Sri Lanka’s ethnic issue has been an Indian concern since its inception. Once it was the perpetrator, then it turned as a negotiator. Lastly it became a victim with the killing of Rajiv Gandhi. Though widely regarded as an internal matter, India has been – and whether we like it or not would continue to be – an important undeclared stakeholder to the conflict. Even India openly claims to keep its arms-length distance from Sri Lanka. The reality is entirely otherwise. On the other hand the Sri Lankan as well as the South Indian minority political parties would not allow it to do so. Thus, the situation provides a conducive theatre for India to manipulate politics in Sri Lanka according to its own wishes. Irrespective of whether Modi or Manmohan Singh was in power, this phenomenon would continue without any hindrance.

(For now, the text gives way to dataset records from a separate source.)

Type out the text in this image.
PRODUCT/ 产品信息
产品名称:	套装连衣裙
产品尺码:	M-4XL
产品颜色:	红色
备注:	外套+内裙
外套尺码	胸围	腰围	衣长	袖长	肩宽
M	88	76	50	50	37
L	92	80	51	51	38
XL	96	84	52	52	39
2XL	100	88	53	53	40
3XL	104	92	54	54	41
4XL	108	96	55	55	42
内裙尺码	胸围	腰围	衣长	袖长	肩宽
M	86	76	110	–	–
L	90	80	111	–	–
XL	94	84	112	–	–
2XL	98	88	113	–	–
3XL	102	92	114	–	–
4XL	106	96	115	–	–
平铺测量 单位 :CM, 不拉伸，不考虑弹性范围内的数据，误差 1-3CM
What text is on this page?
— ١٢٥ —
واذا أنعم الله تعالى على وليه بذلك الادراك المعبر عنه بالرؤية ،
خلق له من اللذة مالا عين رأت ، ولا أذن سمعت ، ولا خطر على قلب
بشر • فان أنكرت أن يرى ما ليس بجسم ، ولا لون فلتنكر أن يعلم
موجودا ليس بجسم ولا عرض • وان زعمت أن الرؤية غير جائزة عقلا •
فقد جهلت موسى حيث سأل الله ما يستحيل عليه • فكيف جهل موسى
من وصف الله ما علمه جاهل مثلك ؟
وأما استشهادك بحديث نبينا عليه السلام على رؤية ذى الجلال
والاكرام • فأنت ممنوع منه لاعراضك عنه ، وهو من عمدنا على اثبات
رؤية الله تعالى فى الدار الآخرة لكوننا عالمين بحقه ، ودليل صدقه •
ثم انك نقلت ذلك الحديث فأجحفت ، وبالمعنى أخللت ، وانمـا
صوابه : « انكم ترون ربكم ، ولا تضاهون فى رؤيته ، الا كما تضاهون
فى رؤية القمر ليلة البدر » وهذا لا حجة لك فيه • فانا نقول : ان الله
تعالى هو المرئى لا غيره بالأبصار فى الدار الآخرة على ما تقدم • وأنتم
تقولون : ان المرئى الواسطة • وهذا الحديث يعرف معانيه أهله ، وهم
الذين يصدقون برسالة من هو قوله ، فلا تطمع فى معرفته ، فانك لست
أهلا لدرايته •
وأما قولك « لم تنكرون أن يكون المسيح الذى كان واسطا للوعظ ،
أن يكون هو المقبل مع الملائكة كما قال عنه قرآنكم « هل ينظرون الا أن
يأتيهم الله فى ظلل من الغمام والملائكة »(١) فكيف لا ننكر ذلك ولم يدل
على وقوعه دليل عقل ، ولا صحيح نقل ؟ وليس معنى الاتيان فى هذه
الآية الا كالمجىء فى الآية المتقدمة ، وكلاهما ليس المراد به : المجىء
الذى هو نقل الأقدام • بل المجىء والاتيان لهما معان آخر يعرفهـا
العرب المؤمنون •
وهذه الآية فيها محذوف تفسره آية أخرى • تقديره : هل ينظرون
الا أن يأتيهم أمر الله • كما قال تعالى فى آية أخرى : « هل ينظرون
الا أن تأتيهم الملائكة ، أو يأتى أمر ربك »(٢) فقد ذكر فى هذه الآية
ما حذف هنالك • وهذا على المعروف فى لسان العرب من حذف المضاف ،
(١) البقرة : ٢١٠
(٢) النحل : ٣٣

It is interesting to see how Tamil and Muslim political leaders seek Indian intervention to highlight their own causes. Mostly the Tamil National Alliance (TNA) would seek India as a better listener than its Sri Lankan counterparts. In fact the recent TNA-led resolution at the Northern Provincial Council illustrates its perceptions towards international interventions into the issue.
Still, one could argue that the TNA is attempting to play trumps in communal politics. In the absence of the LTTE gun point, with their open-minded regime, the Tamil national political leadership should be able to engage with the government in a more pragmatic manner sans communal and popular political games.Nevertheless, it is interesting to note that there are some mature and far-thinking Tamil politicians making ripples within TNA ranks.
Communal politics could easily pave the way for radicalism which could be counterproductive to the same politicians who cultivated communalism within their own societies. the TNA has many bitter experiences in this regard. I have some nostalgic memories on this issue, mainly with the renowned Tamil politician Dr. Neelan Thiruchelvam whom I interviewed several times. When my colleague, former Daily News Editor Pramod de Silva first and I went to see Neelan at his office at the Law and Society Trust for an interview, he wanted the questions in writing. One of our questions to him was the reasons behind the TULF not issuing a statement of condemnation on the killing of Rajiv Gandhi. He requested our consent not to answer that particular question, to which we agreed. But he told us the reason: the bullet that pierced Amirthalingam’s head had gone through all (TULF leaders’) heads. This bitter past would never be forgotten by Tamil political leaders. But, I think the TNA’s top level national leadership displays more mature conduct compared to its provincial political leaders. However, Prime Minister Modi in several instances will conduct talks with Tamil and Muslim political leaders, but he has to play his cards with extra care given the new political environment in Colombo. More than Sri Lankan Tamils and Muslims, China would be a sensitive factor to India for obvious reasons. In a context where many mega Chinese projects in Sri Lanka are facing controversies and investigations, Modi, a well-seasoned strategist,will strive to fish in the troubled waters.At the end of the day it is up to Sri Lanka to strike the balance, mainly when President Maithripala visits China soon.